Title
#plugins-integrations
d

Downforu

05/03/2022, 9:20 AM
Yes, that's exactly the problem and what I want to achieve.
8:57 AM
Hello, I'm still unable to have a unique session ID for the whole pipeline when running it using Airflow. I've been thinking to override the save_version param with an environment variable that I will have previously set. Is there a safe way to override the save_version with unique ID for all my nodes when using catalog.yml to register datasets ?
n

noklam

05/17/2022, 10:47 AM
In Airflow, each node is run as separate sessions so it makes sense they have different session ID. Why do you want them to be the same ID?
d

Downforu

05/17/2022, 2:03 PM
Because I find the "normal" behaviour of Kedro, which defines a global session ID for all nodes, very useful to see at a glance which run produced which dataset and be able to link all the datasets in my output folders.

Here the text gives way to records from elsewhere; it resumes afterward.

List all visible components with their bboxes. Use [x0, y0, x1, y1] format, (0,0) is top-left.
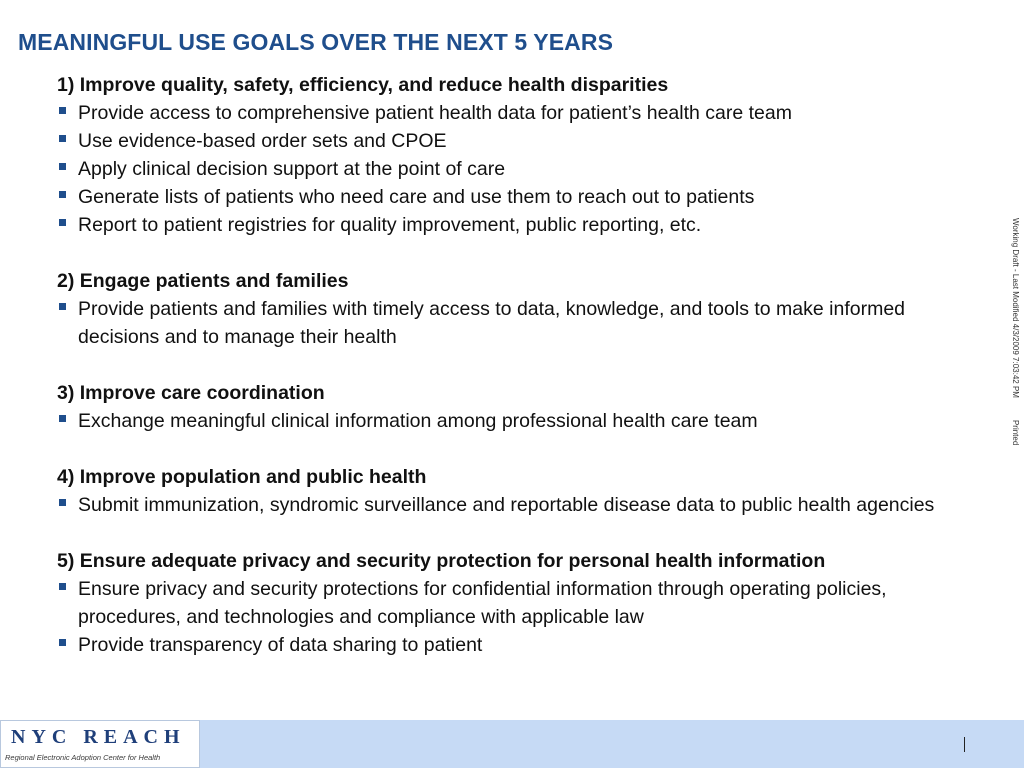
square-bullet-icon	[59, 163, 66, 170]
goal-section-5	[57, 547, 987, 659]
draft-side-note	[1011, 218, 1020, 445]
bullet-text: Submit immunization, syndromic surveillance and reportable disease data to public health agencies	[78, 494, 935, 516]
slide-title: MEANINGFUL USE GOALS OVER THE NEXT 5 YEARS	[18, 29, 614, 55]
draft-modified-text: Working Draft - Last Modified 4/3/2009 7:03:42 PM	[1011, 218, 1020, 398]
goal-section-1	[57, 71, 987, 239]
square-bullet-icon	[59, 303, 66, 310]
bullet-text: Ensure privacy and security protections for confidential information through operating policies, procedures, and technologies and compliance with applicable law	[78, 578, 887, 628]
goal-bullet	[57, 491, 987, 519]
goal-section-2	[57, 267, 987, 351]
goal-heading-5: 5) Ensure adequate privacy and security protection for personal health information	[57, 550, 826, 572]
bullet-text: Provide patients and families with timely access to data, knowledge, and tools to make informed decisions and to manage their health	[78, 298, 906, 348]
goal-bullet	[57, 183, 987, 211]
nyc-reach-logo	[0, 720, 200, 768]
logo-title: NYC REACH	[11, 726, 186, 748]
goal-bullet	[57, 575, 987, 631]
goal-heading-3: 3) Improve care coordination	[57, 382, 325, 404]
bullet-text: Use evidence-based order sets and CPOE	[78, 130, 447, 152]
goal-heading-2: 2) Engage patients and families	[57, 270, 349, 292]
square-bullet-icon	[59, 135, 66, 142]
goal-bullet	[57, 295, 987, 351]
goal-heading-1: 1) Improve quality, safety, efficiency, and reduce health disparities	[57, 74, 669, 96]
square-bullet-icon	[59, 499, 66, 506]
goal-heading-4: 4) Improve population and public health	[57, 466, 427, 488]
printed-text: Printed	[1011, 419, 1020, 446]
square-bullet-icon	[59, 583, 66, 590]
goals-content	[57, 71, 987, 659]
goal-bullet	[57, 631, 987, 659]
bullet-text: Provide access to comprehensive patient health data for patient’s health care team	[78, 102, 792, 124]
goal-bullet	[57, 155, 987, 183]
square-bullet-icon	[59, 415, 66, 422]
square-bullet-icon	[59, 107, 66, 114]
goal-section-3	[57, 379, 987, 435]
goal-bullet	[57, 407, 987, 435]
bullet-text: Generate lists of patients who need care and use them to reach out to patients	[78, 186, 755, 208]
bullet-text: Apply clinical decision support at the point of care	[78, 158, 506, 180]
square-bullet-icon	[59, 191, 66, 198]
goal-section-4	[57, 463, 987, 519]
bullet-text: Report to patient registries for quality improvement, public reporting, etc.	[78, 214, 702, 236]
bullet-text: Exchange meaningful clinical information among professional health care team	[78, 410, 758, 432]
square-bullet-icon	[59, 639, 66, 646]
goal-bullet	[57, 127, 987, 155]
square-bullet-icon	[59, 219, 66, 226]
footer-divider	[964, 737, 965, 752]
goal-bullet	[57, 99, 987, 127]
logo-subtitle: Regional Electronic Adoption Center for Health	[5, 753, 161, 762]
bullet-text: Provide transparency of data sharing to patient	[78, 634, 483, 656]
goal-bullet	[57, 211, 987, 239]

With Airflow, I ended up with versioned datasets having different run IDs as folder names.... I know that this is not the way it works with Airflow because, as you said, a new session is created for each node, that's why I wanted to find a way to somehow override the save_version of each dataset.
n

noklam

05/17/2022, 9:24 PM
Sorry for the delayed response, but I don't think there is an elegant solution here.
9:26 PM
session_id is basically equal to save_version, and there is no easy way to modify it since the timestamp is important to make sure Kedro is loading the correct data.
9:27 PM
A hacky solution will be override the session_id after the session creation, but before a session run.
9:35 PM
https://github.com/kedro-org/kedro/issues/1551 I created this issue for the team to discuss, for now hacking the session_id is the only obvious solution for me.
d

Downforu

05/18/2022, 12:06 PM
Thank you very much for opening this issue on GitHub ! For now, I'll just implement a solution to map between a global ID called AIRFLOW_VAR_GLOBAL_RUN_ID (followin Airflow's convention for env variables), that I'll pass to the whole DAG with docker-compose, and all the IDs generated by kedro at each node. I'm gonna also try to have only this global ID tracked in MLFlow.